You don’t believe me why not? How many mistakes have you seen so far?
One, two, three or more?
If your answer was not four, you need an editor.
Why does grammar count? Yo Ho is two thirds of a phrase from a eighteenth century pirate movie and is not grammatically correct. It is modern slang but, send it to a publisher and don’t hold your breath waiting for anything other than a rejection letter.
While we are at it what we speak in the US is not English. Get to you favorite book seller and you will notice that Oxford puts out an English and an American dictionary. Both are worth the price but for US writers I recommend the American version. If not that then any dictionary that is not older than five years. It is advice I was given and it has served me well.
It would have prevented the spelling error that was in the title. I hope you caught that one.
As to grammar, try the Chicago Manual of Style. I have been told by quite a few editors that it is the one they use. If they swear by it, then so should you as a writer.
The manual would have allowed you to catch the error of “seen” instead of caught. The punctuation error, a missing comma between me and why would also have been apparent. How about the capitalization error? It was by far the most obvious. Did you catch it?
If the first few lines of your manuscript contain that many errors, most editors will not go any further.
Why not you ask. You say it is their job. Well you are both right and wrong.
While editing my be their job, they are not interested in someone who is going to make it harder on them. Would you want your job made more difficult? I know I wouldn’t.
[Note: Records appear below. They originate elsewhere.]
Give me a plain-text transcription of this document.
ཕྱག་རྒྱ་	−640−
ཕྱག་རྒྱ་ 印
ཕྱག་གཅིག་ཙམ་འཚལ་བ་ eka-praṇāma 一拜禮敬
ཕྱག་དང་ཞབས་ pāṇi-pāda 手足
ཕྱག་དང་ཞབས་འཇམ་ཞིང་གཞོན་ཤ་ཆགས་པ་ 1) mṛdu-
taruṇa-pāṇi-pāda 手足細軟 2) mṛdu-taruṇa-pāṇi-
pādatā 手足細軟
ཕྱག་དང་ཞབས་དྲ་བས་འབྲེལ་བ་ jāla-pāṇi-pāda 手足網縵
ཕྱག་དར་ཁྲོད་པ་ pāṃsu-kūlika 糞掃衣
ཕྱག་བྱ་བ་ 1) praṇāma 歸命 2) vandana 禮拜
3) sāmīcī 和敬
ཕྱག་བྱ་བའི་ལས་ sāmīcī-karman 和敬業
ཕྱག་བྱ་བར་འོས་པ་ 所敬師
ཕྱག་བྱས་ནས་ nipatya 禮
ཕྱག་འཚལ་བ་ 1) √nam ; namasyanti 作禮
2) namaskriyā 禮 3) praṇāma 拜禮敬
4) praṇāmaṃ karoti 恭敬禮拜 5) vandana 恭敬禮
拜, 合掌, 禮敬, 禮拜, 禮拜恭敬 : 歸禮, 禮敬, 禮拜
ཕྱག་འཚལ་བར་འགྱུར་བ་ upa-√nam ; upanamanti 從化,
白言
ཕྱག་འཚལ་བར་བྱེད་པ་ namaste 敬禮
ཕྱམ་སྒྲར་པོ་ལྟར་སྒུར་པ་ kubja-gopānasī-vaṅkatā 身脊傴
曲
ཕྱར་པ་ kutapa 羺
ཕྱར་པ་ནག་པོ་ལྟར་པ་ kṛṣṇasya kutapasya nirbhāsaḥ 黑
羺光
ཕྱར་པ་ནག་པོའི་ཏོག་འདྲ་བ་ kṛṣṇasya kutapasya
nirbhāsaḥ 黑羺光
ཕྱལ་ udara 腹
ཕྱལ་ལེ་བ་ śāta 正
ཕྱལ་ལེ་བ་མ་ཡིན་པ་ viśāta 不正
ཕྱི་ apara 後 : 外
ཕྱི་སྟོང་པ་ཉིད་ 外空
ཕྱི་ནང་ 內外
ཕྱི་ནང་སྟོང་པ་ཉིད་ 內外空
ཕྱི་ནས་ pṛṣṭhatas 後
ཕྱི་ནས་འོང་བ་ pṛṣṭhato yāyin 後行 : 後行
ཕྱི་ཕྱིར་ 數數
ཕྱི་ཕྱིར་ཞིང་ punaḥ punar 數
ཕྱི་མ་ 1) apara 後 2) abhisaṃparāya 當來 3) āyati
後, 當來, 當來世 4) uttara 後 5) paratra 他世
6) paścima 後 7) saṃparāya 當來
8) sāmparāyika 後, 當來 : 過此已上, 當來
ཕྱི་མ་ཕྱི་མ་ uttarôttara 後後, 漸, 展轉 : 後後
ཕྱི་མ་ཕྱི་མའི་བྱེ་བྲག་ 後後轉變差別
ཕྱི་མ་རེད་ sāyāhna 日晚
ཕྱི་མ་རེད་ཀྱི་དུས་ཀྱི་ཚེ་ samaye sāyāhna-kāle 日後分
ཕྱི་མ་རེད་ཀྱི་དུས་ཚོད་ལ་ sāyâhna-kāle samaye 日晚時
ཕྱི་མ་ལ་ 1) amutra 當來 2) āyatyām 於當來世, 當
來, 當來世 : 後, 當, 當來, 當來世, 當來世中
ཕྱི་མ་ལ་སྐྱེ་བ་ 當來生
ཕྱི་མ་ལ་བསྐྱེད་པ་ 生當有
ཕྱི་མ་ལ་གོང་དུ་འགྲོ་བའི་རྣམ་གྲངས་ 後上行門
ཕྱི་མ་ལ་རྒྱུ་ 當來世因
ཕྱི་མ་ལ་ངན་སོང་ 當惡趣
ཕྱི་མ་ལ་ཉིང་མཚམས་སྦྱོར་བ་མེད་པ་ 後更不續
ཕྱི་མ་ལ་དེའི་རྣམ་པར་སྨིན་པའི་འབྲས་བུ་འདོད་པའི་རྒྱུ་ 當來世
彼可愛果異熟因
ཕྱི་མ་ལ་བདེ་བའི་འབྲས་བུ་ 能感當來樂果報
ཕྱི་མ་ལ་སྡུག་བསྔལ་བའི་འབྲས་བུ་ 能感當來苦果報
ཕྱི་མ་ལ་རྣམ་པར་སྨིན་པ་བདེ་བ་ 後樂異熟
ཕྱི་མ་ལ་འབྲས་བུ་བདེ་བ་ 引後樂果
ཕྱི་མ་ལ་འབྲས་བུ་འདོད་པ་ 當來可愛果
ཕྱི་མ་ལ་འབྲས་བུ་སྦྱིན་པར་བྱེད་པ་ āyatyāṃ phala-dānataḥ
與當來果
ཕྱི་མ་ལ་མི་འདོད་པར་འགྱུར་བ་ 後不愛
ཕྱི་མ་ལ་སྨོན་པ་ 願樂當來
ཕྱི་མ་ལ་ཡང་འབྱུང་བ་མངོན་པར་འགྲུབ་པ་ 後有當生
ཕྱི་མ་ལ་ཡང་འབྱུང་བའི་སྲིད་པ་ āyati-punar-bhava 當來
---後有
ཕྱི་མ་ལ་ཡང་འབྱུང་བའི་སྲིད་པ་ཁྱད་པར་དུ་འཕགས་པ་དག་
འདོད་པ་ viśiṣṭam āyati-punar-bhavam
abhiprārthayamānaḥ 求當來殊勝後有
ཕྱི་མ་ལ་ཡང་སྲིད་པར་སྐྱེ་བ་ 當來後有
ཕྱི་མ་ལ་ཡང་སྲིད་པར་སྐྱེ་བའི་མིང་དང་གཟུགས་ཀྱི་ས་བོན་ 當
Get your MS into the best shape you can, before you send it to your editor. That means read it, and edit it yourself. Then read it again. But read it from the point of view of the reader, not as the writer.
Yes, I made many of these mistakes and I still make some of them. I do make a lot less than I used to.
We all make typos. Another reason to read your work. The spell checker on your computer will not know the difference between find and fins. Both are spelled correctly and yet could easily be interchanged by an error. If you ask a marine biologist, how many find are on most fish?
The answer may not be the one you wanted. Read from the readers seat and you will catch these errors. This is just the advice of a guy who has made the errors and has the rejection letters to show for them. I hope you can avoid those letters for the reasons we have covered here. Of course the rejection letter itself will be for the next piece of this series, because we all get them.